The Mevlevi order of dervishes operated as a specifically Ottoman institution, as its affiliates often belonged to the Ottoman elite. Members of Muslim Ottoman elites had often to be mobile as their career required them to change places. The convents of the order, located just outside of many urban centres in the Empire, were open to all Mevlevis and served as a network in this situation. My lecture examines how this network functioned. Drawing on a prosopography of Mevlevî poets, the Tezkire-i Shuara-yi Mevleviye by the Istanbulite dervish Esrar Dede, completed toward the end of the eighteenth century, it dwells on the relations between different convents and demonstrates how in the eighteenth century the emergence of Istanbul as a counterweight to the founding asitane in Konya and the exchange between poets contributed to turn the Mevleviye in one of the organisations vital for the coherence of the empire.
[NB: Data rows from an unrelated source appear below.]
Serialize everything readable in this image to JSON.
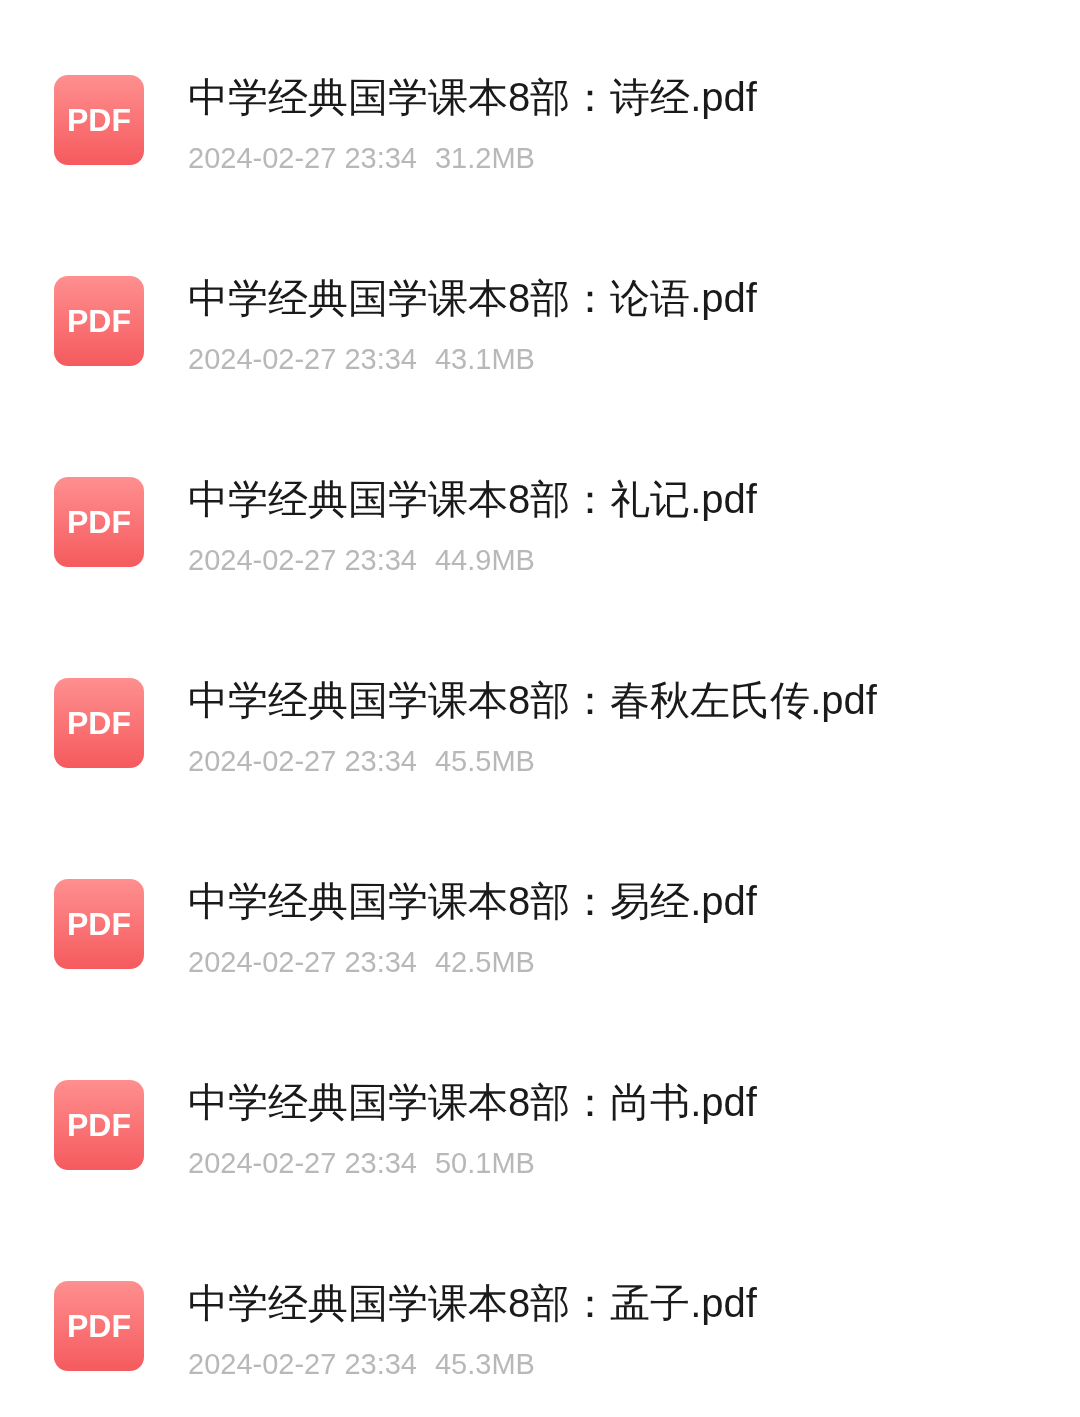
{
  "files": [
    {
      "icon_label": "PDF",
      "name": "中学经典国学课本8部：诗经.pdf",
      "date": "2024-02-27 23:34",
      "size": "31.2MB"
    },
    {
      "icon_label": "PDF",
      "name": "中学经典国学课本8部：论语.pdf",
      "date": "2024-02-27 23:34",
      "size": "43.1MB"
    },
    {
      "icon_label": "PDF",
      "name": "中学经典国学课本8部：礼记.pdf",
      "date": "2024-02-27 23:34",
      "size": "44.9MB"
    },
    {
      "icon_label": "PDF",
      "name": "中学经典国学课本8部：春秋左氏传.pdf",
      "date": "2024-02-27 23:34",
      "size": "45.5MB"
    },
    {
      "icon_label": "PDF",
      "name": "中学经典国学课本8部：易经.pdf",
      "date": "2024-02-27 23:34",
      "size": "42.5MB"
    },
    {
      "icon_label": "PDF",
      "name": "中学经典国学课本8部：尚书.pdf",
      "date": "2024-02-27 23:34",
      "size": "50.1MB"
    },
    {
      "icon_label": "PDF",
      "name": "中学经典国学课本8部：孟子.pdf",
      "date": "2024-02-27 23:34",
      "size": "45.3MB"
    }
  ]
}
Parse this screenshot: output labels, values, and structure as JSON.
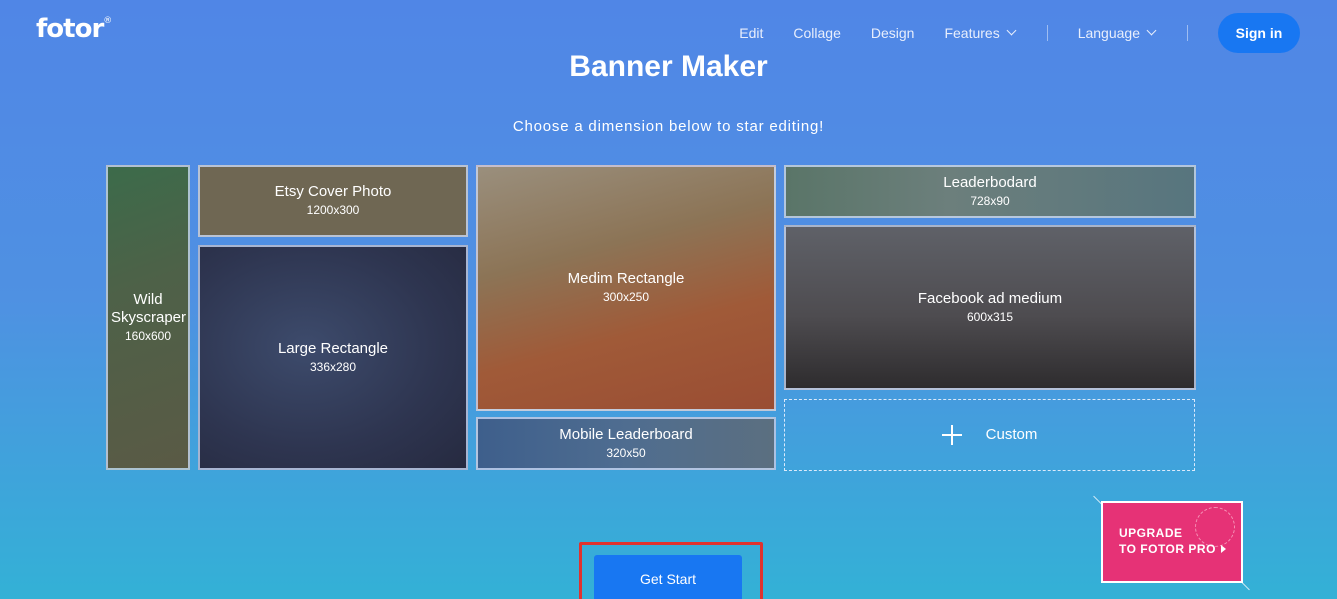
{
  "header": {
    "logo": "fotor",
    "logo_mark": "®",
    "nav": {
      "edit": "Edit",
      "collage": "Collage",
      "design": "Design",
      "features": "Features",
      "language": "Language"
    },
    "signin": "Sign in"
  },
  "main": {
    "title": "Banner Maker",
    "subtitle": "Choose a dimension below to star editing!",
    "cards": {
      "wild": {
        "name": "Wild Skyscraper",
        "dim": "160x600"
      },
      "etsy": {
        "name": "Etsy Cover Photo",
        "dim": "1200x300"
      },
      "large": {
        "name": "Large Rectangle",
        "dim": "336x280"
      },
      "medium": {
        "name": "Medim Rectangle",
        "dim": "300x250"
      },
      "mobile": {
        "name": "Mobile Leaderboard",
        "dim": "320x50"
      },
      "leader": {
        "name": "Leaderbodard",
        "dim": "728x90"
      },
      "fb": {
        "name": "Facebook ad medium",
        "dim": "600x315"
      },
      "custom": {
        "name": "Custom"
      }
    },
    "get_start": "Get Start"
  },
  "promo": {
    "line1": "UPGRADE",
    "line2": "TO FOTOR PRO"
  },
  "colors": {
    "accent": "#1877f2",
    "promo": "#e63276",
    "highlight": "#e0322e"
  }
}
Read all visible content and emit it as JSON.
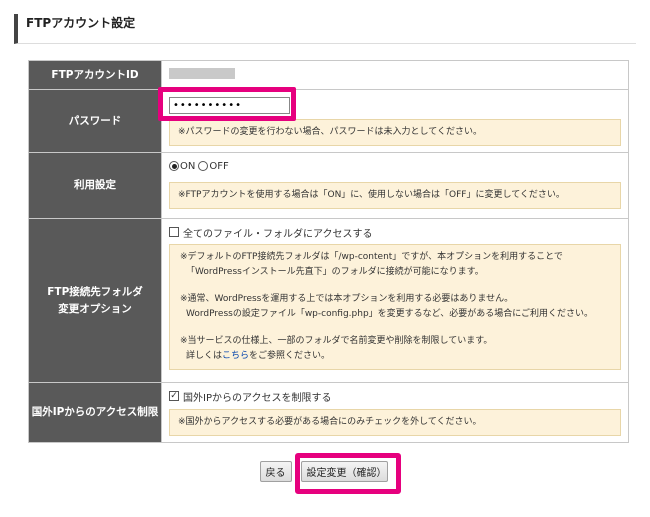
{
  "page": {
    "title": "FTPアカウント設定"
  },
  "rows": {
    "account_id": {
      "label": "FTPアカウントID"
    },
    "password": {
      "label": "パスワード",
      "value": "••••••••••",
      "note": "※パスワードの変更を行わない場合、パスワードは未入力としてください。"
    },
    "usage": {
      "label": "利用設定",
      "on_label": "ON",
      "off_label": "OFF",
      "selected": "ON",
      "note": "※FTPアカウントを使用する場合は「ON」に、使用しない場合は「OFF」に変更してください。"
    },
    "folder": {
      "label_line1": "FTP接続先フォルダ",
      "label_line2": "変更オプション",
      "checkbox_label": "全てのファイル・フォルダにアクセスする",
      "checked": false,
      "note1_line1": "※デフォルトのFTP接続先フォルダは「/wp-content」ですが、本オプションを利用することで",
      "note1_line2": "「WordPressインストール先直下」のフォルダに接続が可能になります。",
      "note2_line1": "※通常、WordPressを運用する上では本オプションを利用する必要はありません。",
      "note2_line2": "WordPressの設定ファイル「wp-config.php」を変更するなど、必要がある場合にご利用ください。",
      "note3_line1": "※当サービスの仕様上、一部のフォルダで名前変更や削除を制限しています。",
      "note3_line2_prefix": "詳しくは",
      "note3_link": "こちら",
      "note3_line2_suffix": "をご参照ください。"
    },
    "foreign_ip": {
      "label": "国外IPからのアクセス制限",
      "checkbox_label": "国外IPからのアクセスを制限する",
      "checked": true,
      "check_mark": "✓",
      "note": "※国外からアクセスする必要がある場合にのみチェックを外してください。"
    }
  },
  "buttons": {
    "back": "戻る",
    "confirm": "設定変更（確認）"
  },
  "colors": {
    "highlight": "#e6007e",
    "header_bg": "#595959",
    "note_bg": "#fdf2da"
  }
}
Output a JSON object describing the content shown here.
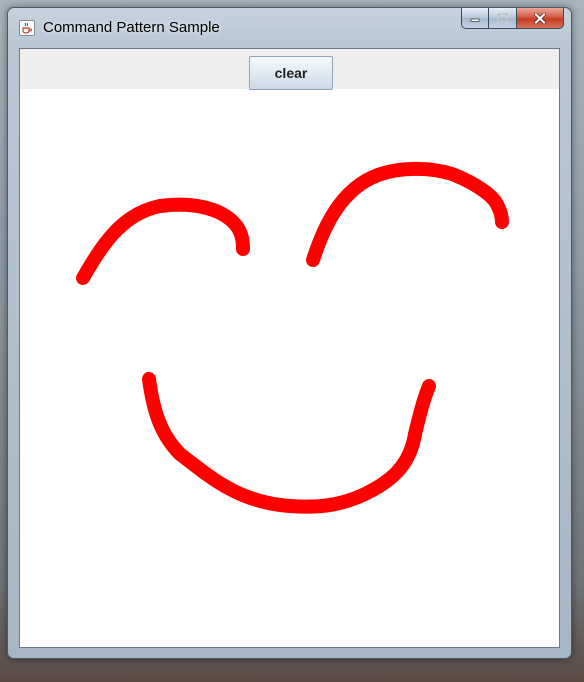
{
  "window": {
    "title": "Command Pattern Sample",
    "app_icon": "java-cup-icon",
    "controls": [
      "minimize-icon",
      "maximize-icon",
      "close-icon"
    ]
  },
  "toolbar": {
    "clear_label": "clear"
  },
  "drawing": {
    "stroke_color": "#ff0000",
    "background": "#ffffff"
  }
}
Dr. Christoph K. Neumann is a Professor of Turkish Studies and the Head of the Institute of Near and Middle Eastern Studies at Munich Ludwig Maximilian University. He taught at Istanbul Bilgi University, Istanbul Technical University, Charles University and Bogazici University. He also served as the Deputy Director of the Orient Institute of the Deutsche Morgenländische Gesellschaft in Istanbul.

Dr. Neumann has published widely on the cultural, political, and intellectual history of the Ottoman Empire in the 18th and 19th centuries. He has also contributed to the Cambridge History of Turkey, and has translated novels by Orhan Pamuk and Ahmed Hamdi Tanpinar. His co-authored book Kleine Geschichte der Türkei (A Short History of Turkey) (Philipp Reclam, second edition 2008) was translated into Turkish, Czech and Italian. He is also the co-editor of Popular Protest and Political Participation in the Ottoman Empire: Studies in Honor of Suraiya Faroqhi, (with Eleni Gara and M. Erdem Kabadayi, Istanbul: Istanbul Bilgi University Press, 2011), Untold Histories of the Middle East: Recovering Voices from the 19th and 20th Centuries, (with Aksin Selçuk Somel and Amy Singer, London: Routledge, 2011), Feeding People, Feeding Power: Imarets in the Ottoman Empire, (with Nina Ergin, and Amy Singer, Istanbul: Eren, 2007), Ottoman Costumes: From Textile to Identity, (with Suraiya Faroqhi, Istanbul: Eren, 2004) and The Illuminated Table, the Prosperous House: Food and Shelter in Ottoman Material Culture, (with Suraiya Faroqhi, Würzburg: Orient-Institut der DMG, 2003).